Despite the not defined melting point glass is a solid body. Even if it deformed under long-term application of force, one might not call it liquid. The slow deformation under a constant Kraft appears also in crystalline solids and as creeping is designated. Reports of flowing Kirchenfenstern cannot be confirmed and the idea of the liquid glass seem on a wrong translation to decrease/go back.
Hydrocarbon connections such as plexiglass are not glass, but a plastic. Plastics possess organic compounds, even Silikone are saturated and as more or less out-differentiated chains structured with organic remainders.

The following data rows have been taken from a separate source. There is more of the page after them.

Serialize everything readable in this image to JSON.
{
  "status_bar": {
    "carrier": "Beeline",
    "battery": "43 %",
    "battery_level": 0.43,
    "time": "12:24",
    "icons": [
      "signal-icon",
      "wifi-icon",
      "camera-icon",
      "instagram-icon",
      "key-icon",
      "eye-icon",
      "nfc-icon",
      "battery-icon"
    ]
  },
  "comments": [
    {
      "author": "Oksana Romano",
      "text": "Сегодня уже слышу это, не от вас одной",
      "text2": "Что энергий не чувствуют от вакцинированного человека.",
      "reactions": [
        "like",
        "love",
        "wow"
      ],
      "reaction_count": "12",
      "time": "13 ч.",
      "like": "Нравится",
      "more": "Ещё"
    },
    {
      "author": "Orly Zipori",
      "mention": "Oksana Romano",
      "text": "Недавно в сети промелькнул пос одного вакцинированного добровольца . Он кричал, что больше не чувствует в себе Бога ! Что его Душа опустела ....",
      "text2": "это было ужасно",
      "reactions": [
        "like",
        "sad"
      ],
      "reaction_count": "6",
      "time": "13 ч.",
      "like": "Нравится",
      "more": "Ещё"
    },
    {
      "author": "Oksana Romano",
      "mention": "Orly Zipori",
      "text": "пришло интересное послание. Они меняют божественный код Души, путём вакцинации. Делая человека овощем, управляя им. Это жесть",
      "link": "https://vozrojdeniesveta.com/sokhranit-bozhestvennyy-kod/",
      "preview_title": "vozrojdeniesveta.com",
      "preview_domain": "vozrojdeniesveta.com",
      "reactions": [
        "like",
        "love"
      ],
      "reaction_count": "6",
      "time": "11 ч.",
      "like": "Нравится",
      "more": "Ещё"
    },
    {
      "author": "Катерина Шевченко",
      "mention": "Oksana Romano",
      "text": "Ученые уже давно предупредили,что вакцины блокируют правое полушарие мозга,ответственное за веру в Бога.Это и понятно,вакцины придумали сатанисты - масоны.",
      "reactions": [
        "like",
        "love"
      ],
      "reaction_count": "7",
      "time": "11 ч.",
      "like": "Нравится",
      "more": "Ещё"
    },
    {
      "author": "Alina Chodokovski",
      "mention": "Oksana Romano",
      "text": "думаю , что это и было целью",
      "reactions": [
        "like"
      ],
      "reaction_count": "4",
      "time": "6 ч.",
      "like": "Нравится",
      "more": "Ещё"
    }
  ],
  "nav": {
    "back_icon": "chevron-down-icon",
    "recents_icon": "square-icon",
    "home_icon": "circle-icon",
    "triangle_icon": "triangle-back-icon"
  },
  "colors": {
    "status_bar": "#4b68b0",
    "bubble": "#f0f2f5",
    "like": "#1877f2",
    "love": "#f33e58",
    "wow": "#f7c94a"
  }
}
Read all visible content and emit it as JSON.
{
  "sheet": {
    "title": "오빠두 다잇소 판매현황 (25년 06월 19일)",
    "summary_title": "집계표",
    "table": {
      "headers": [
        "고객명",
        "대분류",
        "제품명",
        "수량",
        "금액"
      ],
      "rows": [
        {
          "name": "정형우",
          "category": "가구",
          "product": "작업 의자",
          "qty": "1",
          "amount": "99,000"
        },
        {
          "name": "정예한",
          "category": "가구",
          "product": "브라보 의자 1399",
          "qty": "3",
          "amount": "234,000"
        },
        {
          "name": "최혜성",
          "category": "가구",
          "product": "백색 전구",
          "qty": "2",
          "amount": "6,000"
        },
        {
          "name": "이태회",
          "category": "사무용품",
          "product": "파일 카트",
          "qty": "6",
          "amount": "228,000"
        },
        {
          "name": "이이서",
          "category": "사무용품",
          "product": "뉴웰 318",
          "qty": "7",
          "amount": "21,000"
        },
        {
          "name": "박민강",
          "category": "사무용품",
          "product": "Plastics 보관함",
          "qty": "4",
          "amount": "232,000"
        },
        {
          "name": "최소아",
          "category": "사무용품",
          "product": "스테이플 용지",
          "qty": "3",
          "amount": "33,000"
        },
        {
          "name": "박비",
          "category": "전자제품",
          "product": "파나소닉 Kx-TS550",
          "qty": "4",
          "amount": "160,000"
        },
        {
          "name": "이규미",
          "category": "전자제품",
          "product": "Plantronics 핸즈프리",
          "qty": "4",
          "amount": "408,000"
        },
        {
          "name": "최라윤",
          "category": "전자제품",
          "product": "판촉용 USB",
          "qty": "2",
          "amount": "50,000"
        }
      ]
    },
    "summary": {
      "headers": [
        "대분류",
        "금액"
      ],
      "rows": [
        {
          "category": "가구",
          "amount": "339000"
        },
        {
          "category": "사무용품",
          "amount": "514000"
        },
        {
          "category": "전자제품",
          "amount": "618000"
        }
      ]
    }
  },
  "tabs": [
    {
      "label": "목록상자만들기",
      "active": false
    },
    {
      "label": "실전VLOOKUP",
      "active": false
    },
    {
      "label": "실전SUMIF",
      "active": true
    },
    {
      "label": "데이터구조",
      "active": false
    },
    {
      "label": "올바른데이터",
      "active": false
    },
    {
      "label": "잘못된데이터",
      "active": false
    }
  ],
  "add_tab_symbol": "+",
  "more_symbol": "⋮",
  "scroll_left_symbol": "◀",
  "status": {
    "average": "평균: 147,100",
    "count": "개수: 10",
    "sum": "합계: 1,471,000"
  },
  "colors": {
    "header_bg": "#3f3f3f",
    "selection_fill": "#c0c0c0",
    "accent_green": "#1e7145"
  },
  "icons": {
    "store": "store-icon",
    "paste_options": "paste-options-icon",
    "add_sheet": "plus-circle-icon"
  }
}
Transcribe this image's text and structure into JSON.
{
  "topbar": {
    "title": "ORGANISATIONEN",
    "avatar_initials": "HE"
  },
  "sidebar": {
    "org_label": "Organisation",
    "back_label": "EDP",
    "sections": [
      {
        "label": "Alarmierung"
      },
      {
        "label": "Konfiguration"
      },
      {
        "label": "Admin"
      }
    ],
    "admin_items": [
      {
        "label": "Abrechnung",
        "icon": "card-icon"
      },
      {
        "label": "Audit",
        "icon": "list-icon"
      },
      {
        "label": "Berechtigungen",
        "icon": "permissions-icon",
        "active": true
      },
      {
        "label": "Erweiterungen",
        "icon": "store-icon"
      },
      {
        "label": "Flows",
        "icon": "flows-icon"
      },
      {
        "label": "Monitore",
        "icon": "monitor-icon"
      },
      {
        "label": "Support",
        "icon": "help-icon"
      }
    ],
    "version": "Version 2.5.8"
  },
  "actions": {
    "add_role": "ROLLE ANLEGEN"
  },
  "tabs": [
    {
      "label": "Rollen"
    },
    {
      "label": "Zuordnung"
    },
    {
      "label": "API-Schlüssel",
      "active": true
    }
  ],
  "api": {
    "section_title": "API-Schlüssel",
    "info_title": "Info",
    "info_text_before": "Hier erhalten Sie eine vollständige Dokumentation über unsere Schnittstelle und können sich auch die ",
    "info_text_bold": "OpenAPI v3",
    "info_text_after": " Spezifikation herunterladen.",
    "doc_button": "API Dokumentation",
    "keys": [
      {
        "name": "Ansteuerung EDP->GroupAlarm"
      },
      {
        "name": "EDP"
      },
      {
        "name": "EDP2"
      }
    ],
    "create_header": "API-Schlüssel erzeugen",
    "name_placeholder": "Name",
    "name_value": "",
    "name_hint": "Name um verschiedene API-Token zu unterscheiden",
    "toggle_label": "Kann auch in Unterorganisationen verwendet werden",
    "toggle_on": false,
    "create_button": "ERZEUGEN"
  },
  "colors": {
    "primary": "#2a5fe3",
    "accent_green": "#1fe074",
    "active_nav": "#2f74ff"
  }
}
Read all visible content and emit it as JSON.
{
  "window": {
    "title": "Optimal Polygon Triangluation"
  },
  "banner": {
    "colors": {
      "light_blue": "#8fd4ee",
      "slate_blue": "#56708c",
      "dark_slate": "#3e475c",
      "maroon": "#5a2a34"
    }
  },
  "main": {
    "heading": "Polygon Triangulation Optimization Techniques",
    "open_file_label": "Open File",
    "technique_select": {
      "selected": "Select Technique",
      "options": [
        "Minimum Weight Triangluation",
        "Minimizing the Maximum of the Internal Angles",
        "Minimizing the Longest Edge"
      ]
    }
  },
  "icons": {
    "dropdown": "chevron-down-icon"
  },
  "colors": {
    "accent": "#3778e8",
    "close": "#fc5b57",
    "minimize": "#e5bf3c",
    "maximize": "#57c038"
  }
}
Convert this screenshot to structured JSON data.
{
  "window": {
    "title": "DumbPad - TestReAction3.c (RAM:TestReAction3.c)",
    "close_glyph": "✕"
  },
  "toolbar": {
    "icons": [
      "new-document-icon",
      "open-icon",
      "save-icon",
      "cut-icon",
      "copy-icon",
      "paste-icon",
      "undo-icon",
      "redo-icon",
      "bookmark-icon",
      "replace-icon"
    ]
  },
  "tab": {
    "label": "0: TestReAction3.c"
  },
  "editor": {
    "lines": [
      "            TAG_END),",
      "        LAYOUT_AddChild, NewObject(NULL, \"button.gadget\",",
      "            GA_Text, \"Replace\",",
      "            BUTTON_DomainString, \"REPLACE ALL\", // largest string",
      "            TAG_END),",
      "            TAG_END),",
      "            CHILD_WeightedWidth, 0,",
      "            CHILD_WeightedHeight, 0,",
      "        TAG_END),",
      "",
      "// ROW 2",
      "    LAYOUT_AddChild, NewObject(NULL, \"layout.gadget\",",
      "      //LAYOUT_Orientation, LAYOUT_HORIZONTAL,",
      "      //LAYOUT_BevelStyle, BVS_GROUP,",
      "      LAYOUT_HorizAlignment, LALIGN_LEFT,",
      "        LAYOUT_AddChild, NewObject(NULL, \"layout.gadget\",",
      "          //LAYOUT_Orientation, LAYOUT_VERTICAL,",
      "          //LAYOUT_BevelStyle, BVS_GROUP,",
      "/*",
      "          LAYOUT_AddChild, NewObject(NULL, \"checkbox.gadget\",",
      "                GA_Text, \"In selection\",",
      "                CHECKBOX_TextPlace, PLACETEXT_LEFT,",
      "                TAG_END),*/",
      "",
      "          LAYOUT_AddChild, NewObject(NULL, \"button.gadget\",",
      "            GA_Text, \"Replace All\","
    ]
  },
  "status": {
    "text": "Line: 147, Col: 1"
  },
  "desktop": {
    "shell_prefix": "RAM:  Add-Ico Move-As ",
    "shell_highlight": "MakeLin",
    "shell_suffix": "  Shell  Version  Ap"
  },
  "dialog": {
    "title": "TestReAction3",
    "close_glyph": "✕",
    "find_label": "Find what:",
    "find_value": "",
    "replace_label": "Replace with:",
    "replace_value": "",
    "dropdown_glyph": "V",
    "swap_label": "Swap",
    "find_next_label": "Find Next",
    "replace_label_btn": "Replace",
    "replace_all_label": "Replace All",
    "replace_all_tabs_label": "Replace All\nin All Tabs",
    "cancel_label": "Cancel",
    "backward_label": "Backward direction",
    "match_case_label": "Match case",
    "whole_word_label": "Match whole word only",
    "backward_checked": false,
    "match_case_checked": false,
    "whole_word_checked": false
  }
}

Those generally linguistic usage meaning-basic characteristic of glass is transparency. The optical characteristics are as various, as the number of glasses. Beside clear which are permeable in a broad volume for light, one can block the permeability by addition from special materials to the melt. For example one can make optically clear glasses for infrared light undurchdringbar, those for radiant heat is blocked. The most well-known controlling of the permeability is the colouring. The most diverse colors can be obtained. On the other hand there is obscure glass, which already is due to its main components or the addition of opak.
Customs glass has a density of approx. 2.5 g/cm The mechanical characteristics vary very strongly. The fragility of glass is proverbial. The breaking strength is determined strongly by the quality of the surface. Glass is to a large extent resistant to chemicals. An exception is hydrofluoric acid, it loosens the silicon dioxide and changes it to Generally glass has a high electrical resistance.
Although glass belongs to the oldest materials of mankind, still ambiguity exists in many questions of the atomic structure and its structure. Meanwhile the generally recognized interpretation of the structure is the network hypothesis, which was set up by Zachariasen 1932. This means that in the glass in principle the same connection conditions are present as in the crystal. With silikatischen thus in the form of SiO4-Tetraedern.
As the two-dimensional illustrations of the quartz and quartz glass show, the difference is appropriate for lattices and there a network in the regularity of the structure - here. The fourth oxide connection, which points to the third dimension, is not represented to the better descriptiveness. The connection angles and distances in the glass are not regular and the tetrahedrons are distorted. The comparison shows that glass has exclusively a short-range order in form of the tetrahedrons, however no crystalline long-range order exhibits. This missing long-range order is also responsible for the very heavy analysis of the glass structure. In particular the analysis middle range, thus the connections of several basic forms (here the tetrahedrons) is the subject of the current research and among the today's largest problems of physics is ranked.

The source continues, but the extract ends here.